Gosto de imaginar que ilhas significam-se ― fazem-se dizer por signos ― mediante barcos que se aventuram nas águas que as separam, mas também as unem: as águas podem ser oceânicas ou simples veredas, salgadas ou doces, profundas, turbulentas e mais difíceis de navegar, ou arroios cristalinos que escorrem transparentes entre pedras e vegetação de grande frescor. Os barcos, as palavras. E tudo o mais que diz respeito à palavra afeto, no sentido de afetar, atravessar. Escrever e ler são pontas de ilhas que se fazem significar ― os trajetos dependem dos barcos, das ilhas, das águas que as separam. Este blog não pretende nada, exceto lançar barcos que eventualmente alcancem outras ilhas. Barquinhos de papel.

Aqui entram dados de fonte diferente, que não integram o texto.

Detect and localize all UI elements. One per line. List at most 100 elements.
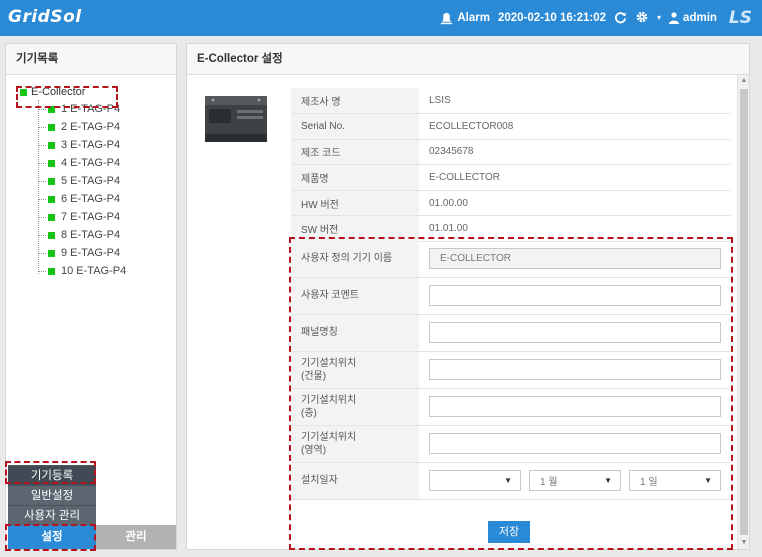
panel-name-label: 패널명칭	[291, 314, 419, 352]
location-label-line1: 기기설치위치	[301, 431, 357, 443]
alarm-label: Alarm	[457, 12, 490, 24]
month-select[interactable]: 1 월 ▼	[529, 470, 621, 491]
settings-gear-icon[interactable]	[635, 10, 649, 26]
user-settings-form: 사용자 정의 기기 이름 E-COLLECTOR 사용자 코멘트 패널명칭 기기…	[291, 240, 731, 500]
tree-item-device[interactable]: 3 E-TAG-P4	[38, 136, 176, 154]
settings-dropdown-caret-icon[interactable]: ▾	[657, 14, 661, 22]
location-label-line1: 기기설치위치	[301, 357, 357, 369]
form-row: 기기설치위치 (층)	[291, 388, 731, 426]
tree-item-device[interactable]: 5 E-TAG-P4	[38, 172, 176, 190]
info-value: 02345678	[419, 139, 731, 166]
location-building-label: 기기설치위치 (건물)	[291, 351, 419, 389]
info-label: SW 버전	[291, 215, 419, 243]
top-right-controls: Alarm 2020-02-10 16:21:02 ▾ admin LS	[440, 0, 752, 36]
info-value: 01.00.00	[419, 190, 731, 217]
form-row: 기기설치위치 (건물)	[291, 351, 731, 389]
status-online-icon	[48, 123, 55, 131]
tree-root-e-collector[interactable]: E-Collector	[20, 84, 176, 100]
info-label: 제조사 명	[291, 88, 419, 115]
menu-user-management[interactable]: 사용자 관리	[8, 505, 96, 525]
user-device-name-input[interactable]: E-COLLECTOR	[429, 247, 721, 269]
day-value: 1 일	[640, 477, 658, 488]
e-collector-device-image	[205, 96, 267, 142]
info-value: E-COLLECTOR	[419, 164, 731, 191]
tree-item-label: 8 E-TAG-P4	[61, 229, 121, 241]
status-online-icon	[48, 195, 55, 203]
month-value: 1 월	[540, 477, 558, 488]
device-list-panel: 기기목록 E-Collector 1 E-TAG-P4 2 E-TAG-P4 3…	[5, 43, 177, 551]
location-area-label: 기기설치위치 (영역)	[291, 425, 419, 463]
user-name: admin	[683, 12, 717, 24]
vertical-scrollbar[interactable]: ▲ ▼	[737, 75, 749, 549]
scroll-up-icon[interactable]: ▲	[738, 75, 750, 87]
location-floor-input[interactable]	[429, 396, 721, 417]
info-value: ECOLLECTOR008	[419, 113, 731, 140]
tree-item-device[interactable]: 10 E-TAG-P4	[38, 262, 176, 280]
tree-item-device[interactable]: 4 E-TAG-P4	[38, 154, 176, 172]
form-row: 사용자 코멘트	[291, 277, 731, 315]
bottom-tabs: 설정 관리	[6, 525, 176, 549]
tree-item-device[interactable]: 7 E-TAG-P4	[38, 208, 176, 226]
settings-panel: E-Collector 설정 제조사 명 LSIS Serial No. ECOLL…	[186, 43, 750, 550]
alarm-indicator[interactable]: Alarm	[440, 12, 490, 25]
user-menu[interactable]: admin	[669, 12, 717, 24]
scroll-down-icon[interactable]: ▼	[738, 537, 750, 549]
status-online-icon	[48, 159, 55, 167]
info-value: 01.01.00	[419, 215, 731, 243]
tree-item-label: 2 E-TAG-P4	[61, 121, 121, 133]
chevron-down-icon: ▼	[504, 476, 512, 485]
menu-general-settings[interactable]: 일반설정	[8, 485, 96, 505]
info-row: 제품명 E-COLLECTOR	[291, 164, 731, 191]
location-area-input[interactable]	[429, 433, 721, 454]
info-row: HW 버전 01.00.00	[291, 190, 731, 217]
year-select[interactable]: ▼	[429, 470, 521, 491]
tree-root-label: E-Collector	[31, 86, 86, 98]
tab-settings[interactable]: 설정	[8, 525, 96, 549]
refresh-icon[interactable]	[614, 11, 627, 26]
tree-item-label: 9 E-TAG-P4	[61, 247, 121, 259]
tree-item-label: 1 E-TAG-P4	[61, 103, 121, 115]
menu-device-register[interactable]: 기기등록	[8, 465, 96, 485]
current-datetime: 2020-02-10 16:21:02	[497, 12, 607, 24]
device-list-title: 기기목록	[6, 44, 176, 75]
user-icon	[669, 12, 680, 24]
tree-item-device[interactable]: 1 E-TAG-P4	[38, 100, 176, 118]
status-online-icon	[48, 249, 55, 257]
tree-item-device[interactable]: 8 E-TAG-P4	[38, 226, 176, 244]
tree-item-label: 5 E-TAG-P4	[61, 175, 121, 187]
location-label-line1: 기기설치위치	[301, 394, 357, 406]
tree-item-label: 3 E-TAG-P4	[61, 139, 121, 151]
tree-item-label: 4 E-TAG-P4	[61, 157, 121, 169]
tree-item-device[interactable]: 9 E-TAG-P4	[38, 244, 176, 262]
day-select[interactable]: 1 일 ▼	[629, 470, 721, 491]
device-tree: E-Collector 1 E-TAG-P4 2 E-TAG-P4 3 E-TA…	[6, 75, 176, 280]
top-bar: GridSol Alarm 2020-02-10 16:21:02 ▾ admi…	[0, 0, 762, 36]
settings-panel-title: E-Collector 설정	[187, 44, 749, 75]
tree-item-label: 6 E-TAG-P4	[61, 193, 121, 205]
location-label-line2: (영역)	[301, 444, 327, 456]
form-row: 설치일자 ▼ 1 월 ▼ 1 일 ▼	[291, 462, 731, 500]
tree-item-device[interactable]: 6 E-TAG-P4	[38, 190, 176, 208]
sidebar-menu: 기기등록 일반설정 사용자 관리 설정 관리	[6, 465, 176, 549]
info-label: HW 버전	[291, 190, 419, 217]
tree-item-label: 10 E-TAG-P4	[61, 265, 127, 277]
form-row: 사용자 정의 기기 이름 E-COLLECTOR	[291, 240, 731, 278]
status-online-icon	[48, 141, 55, 149]
device-info-table: 제조사 명 LSIS Serial No. ECOLLECTOR008 제조 코드 0…	[291, 88, 731, 243]
gridsol-logo: GridSol	[8, 7, 82, 27]
scroll-thumb[interactable]	[740, 89, 748, 535]
status-online-icon	[48, 231, 55, 239]
tree-item-device[interactable]: 2 E-TAG-P4	[38, 118, 176, 136]
location-building-input[interactable]	[429, 359, 721, 380]
user-comment-label: 사용자 코멘트	[291, 277, 419, 315]
save-button[interactable]: 저장	[488, 521, 530, 543]
ls-brand-logo: LS	[728, 8, 752, 28]
info-row: 제조 코드 02345678	[291, 139, 731, 166]
status-online-icon	[48, 267, 55, 275]
user-comment-input[interactable]	[429, 285, 721, 306]
install-date-label: 설치일자	[291, 462, 419, 500]
panel-name-input[interactable]	[429, 322, 721, 343]
tab-manage[interactable]: 관리	[96, 525, 176, 549]
info-label: Serial No.	[291, 113, 419, 140]
form-row: 패널명칭	[291, 314, 731, 352]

quinta-feira, 31 de agosto de 2017

degradação

Tenho um perfil mais ou menos consolidado na profissão docente, uma espécie de respeito associado ao bom convívio com os/as estudantes e os/as colegas de profissão. Pois bem. Ontem uma estudante da 3ª série do ensino médio conseguiu se superar. Venho percebendo o descaso de parte de uma turma de 3ª série com a disciplina de Português e Literatura, no retorno das aulas após o recesso do meio do ano. Ontem decidi não esperar mais e coloquei a roda para girar. Uma estudante continuou no pátio, depois de me ver subindo para a turma, enquanto alguns outros estavam simplesmente à deriva, numa postura que vem se repetindo nas últimas semanas. Quando retornei da sala para mandar um grupo de atrasados à bedelaria, a estudante lançou mão de alguns argumentos curiosos. Um deles foi sintomático da crise que atravessa o Brasil: Mas minha mochila está na sala, professora. Numa semana em que discuti o poema “O cacto” de Manuel Bandeira, paralelamente à presença dessa estranha forma de vida na pintura modernista brasileira, uma estudante me diz que tem coisas mais importantes a fazer do que assistir à aula, e pede que eu seja compreensiva, pois, afinal, sua mochila está na sala.